Le gouvernement français a forgé une illusion : la neutralité carbone d’ici 2050 serait le paradis terrestre. Pour y parvenir, il a conclu des accords de vingt ans avec des producteurs d’énergie renouvelable, garantissant des tarifs indépendants du marché malgré les crises énergétiques.

Or, cette politique a engendré un système en déclin. La Cour nationale admet avec lucidité qu’elle ne comprend pas les mécanismes économiques de ces secteurs subventionnés. Quand le prix de l’électricité devient négatif sur les marchés, les installations continuent à fonctionner pour percevoir des aides — comme des machines qui produisent pour être payées, sans utilité réelle.

Le résultat ? L’État ne contrôle pas les coûts réels, ni les responsables de ces subventions. Les citoyens paient une accise cachée sur leur carburant, tandis que le pouvoir politique, à la manière de Bercy lors du dernier budget, tente de dissimuler cette réalité.

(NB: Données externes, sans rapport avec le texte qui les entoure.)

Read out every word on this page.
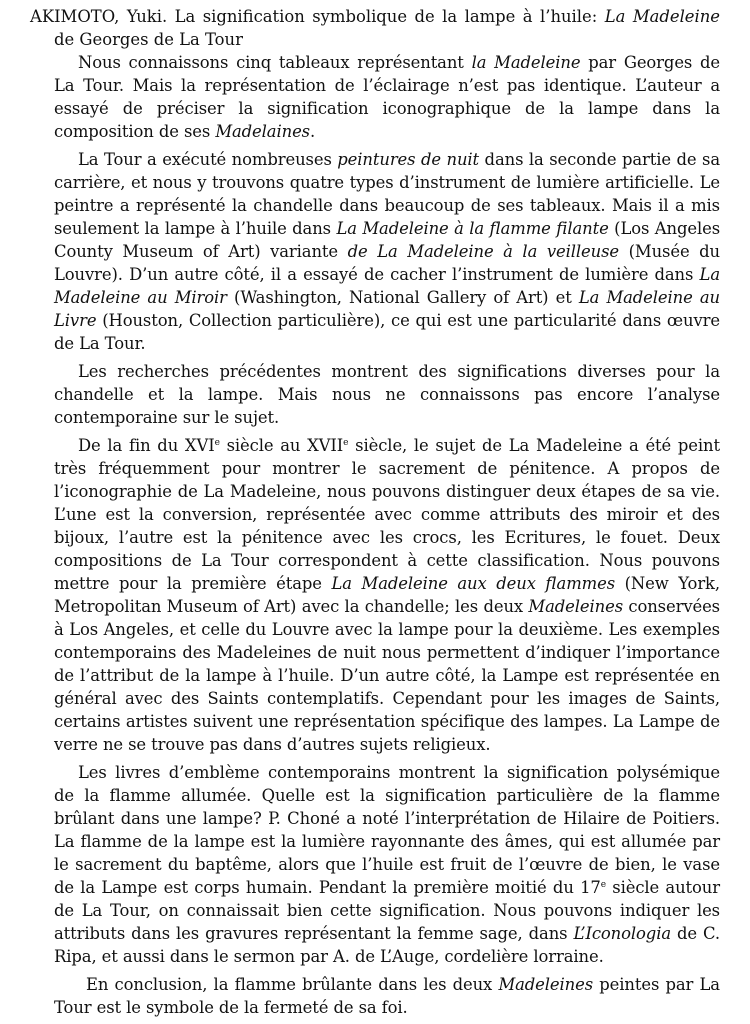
AKIMOTO, Yuki. La signification symbolique de la lampe à l’huile: La Madeleine de Georges de La Tour

Nous connaissons cinq tableaux représentant la Madeleine par Georges de La Tour. Mais la représentation de l’éclairage n’est pas identique. L’auteur a essayé de préciser la signification iconographique de la lampe dans la composition de ses Madelaines.

La Tour a exécuté nombreuses peintures de nuit dans la seconde partie de sa carrière, et nous y trouvons quatre types d’instrument de lumière artificielle. Le peintre a représenté la chandelle dans beaucoup de ses tableaux. Mais il a mis seulement la lampe à l’huile dans La Madeleine à la flamme filante (Los Angeles County Museum of Art) variante de La Madeleine à la veilleuse (Musée du Louvre). D’un autre côté, il a essayé de cacher l’instrument de lumière dans La Madeleine au Miroir (Washington, National Gallery of Art) et La Madeleine au Livre (Houston, Collection particulière), ce qui est une particularité dans œuvre de La Tour.

Les recherches précédentes montrent des significations diverses pour la chandelle et la lampe. Mais nous ne connaissons pas encore l’analyse contemporaine sur le sujet.

De la fin du XVIe siècle au XVIIe siècle, le sujet de La Madeleine a été peint très fréquemment pour montrer le sacrement de pénitence. A propos de l’iconographie de La Madeleine, nous pouvons distinguer deux étapes de sa vie. L’une est la conversion, représentée avec comme attributs des miroir et des bijoux, l’autre est la pénitence avec les crocs, les Ecritures, le fouet. Deux compositions de La Tour correspondent à cette classification. Nous pouvons mettre pour la première étape La Madeleine aux deux flammes (New York, Metropolitan Museum of Art) avec la chandelle; les deux Madeleines conservées à Los Angeles, et celle du Louvre avec la lampe pour la deuxième. Les exemples contemporains des Madeleines de nuit nous permettent d’indiquer l’importance de l’attribut de la lampe à l’huile. D’un autre côté, la Lampe est représentée en général avec des Saints contemplatifs. Cependant pour les images de Saints, certains artistes suivent une représentation spécifique des lampes. La Lampe de verre ne se trouve pas dans d’autres sujets religieux.

Les livres d’emblème contemporains montrent la signification polysémique de la flamme allumée. Quelle est la signification particulière de la flamme brûlant dans une lampe? P. Choné a noté l’interprétation de Hilaire de Poitiers. La flamme de la lampe est la lumière rayonnante des âmes, qui est allumée par le sacrement du baptême, alors que l’huile est fruit de l’œuvre de bien, le vase de la Lampe est corps humain. Pendant la première moitié du 17e siècle autour de La Tour, on connaissait bien cette signification. Nous pouvons indiquer les attributs dans les gravures représentant la femme sage, dans L’Iconologia de C. Ripa, et aussi dans le sermon par A. de L’Auge, cordelière lorraine.

En conclusion, la flamme brûlante dans les deux Madeleines peintes par La Tour est le symbole de la fermeté de sa foi.
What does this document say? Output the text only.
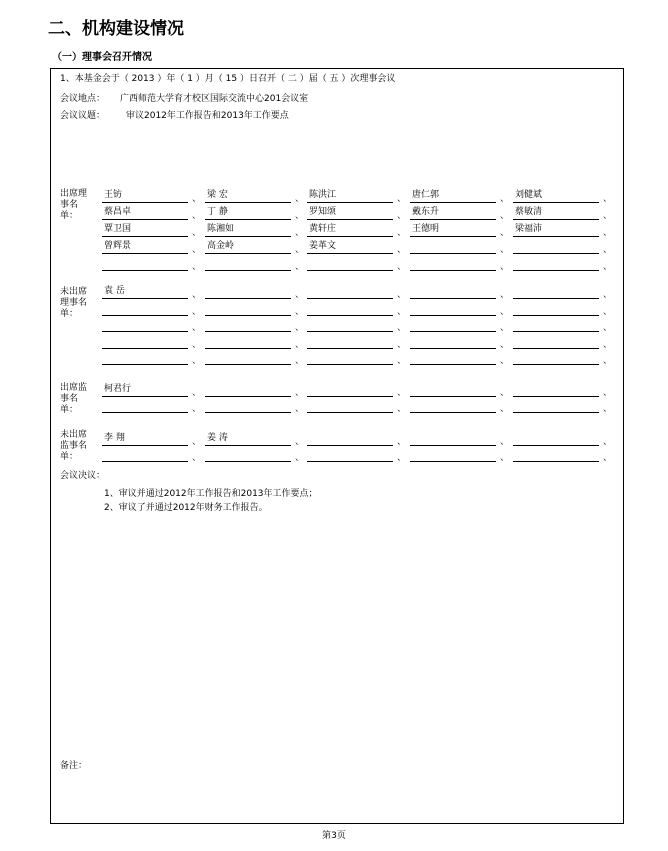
二、机构建设情况
（一）理事会召开情况
1、本基金会于（ 2013 ）年（ 1 ）月（ 15 ）日召开（ 二 ）届（ 五 ）次理事会议
会议地点： 广西师范大学育才校区国际交流中心201会议室
会议议题： 审议2012年工作报告和2013年工作要点
出席理
事名
单：
未出席
理事名
单：
出席监
事名
单：
未出席
监事名
单：
王钫	、 梁 宏	、 陈洪江	、 唐仁郭	、 刘健斌	、
蔡昌卓	、 丁 静	、 罗知颂	、 戴东升	、 蔡敏清	、
覃卫国	、 陈湘如	、 黄轩庄	、 王德明	、 梁福沛	、
曾辉景	、 高金岭	、 姜革文	、	、	、
、	、	、	、	、
袁 岳	、	、	、	、	、
、	、	、	、	、
、	、	、	、	、
、	、	、	、	、
、	、	、	、	、
柯君行	、	、	、	、	、
、	、	、	、	、
李 翔	、 姜 涛	、	、	、	、
、	、	、	、	、
会议决议：
1、审议并通过2012年工作报告和2013年工作要点；
2、审议了并通过2012年财务工作报告。
备注：
第3页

Aujourd’hui, l’économie française se trouve au bord d’une stagnation irréversible. Les politiques écologiques, censées sauver le pays, ont plutôt déclenché une crise budgétaire où les entreprises et les ménages subissent des effets de rétroaction négative. La promesse d’un avenir durable s’est transformée en système qui menace la survie même du modèle économique national.

La leçon est simple : quand l’État se lance dans des engagements écologiques sans évaluer les conséquences économiques réelles, il ne sauve pas la planète mais détruit sa propre fondation. La France, en plein déséquilibre, doit choisir entre des solutions vertes ou un avenir où l’économie disparaît sous le poids de ses propres erreurs.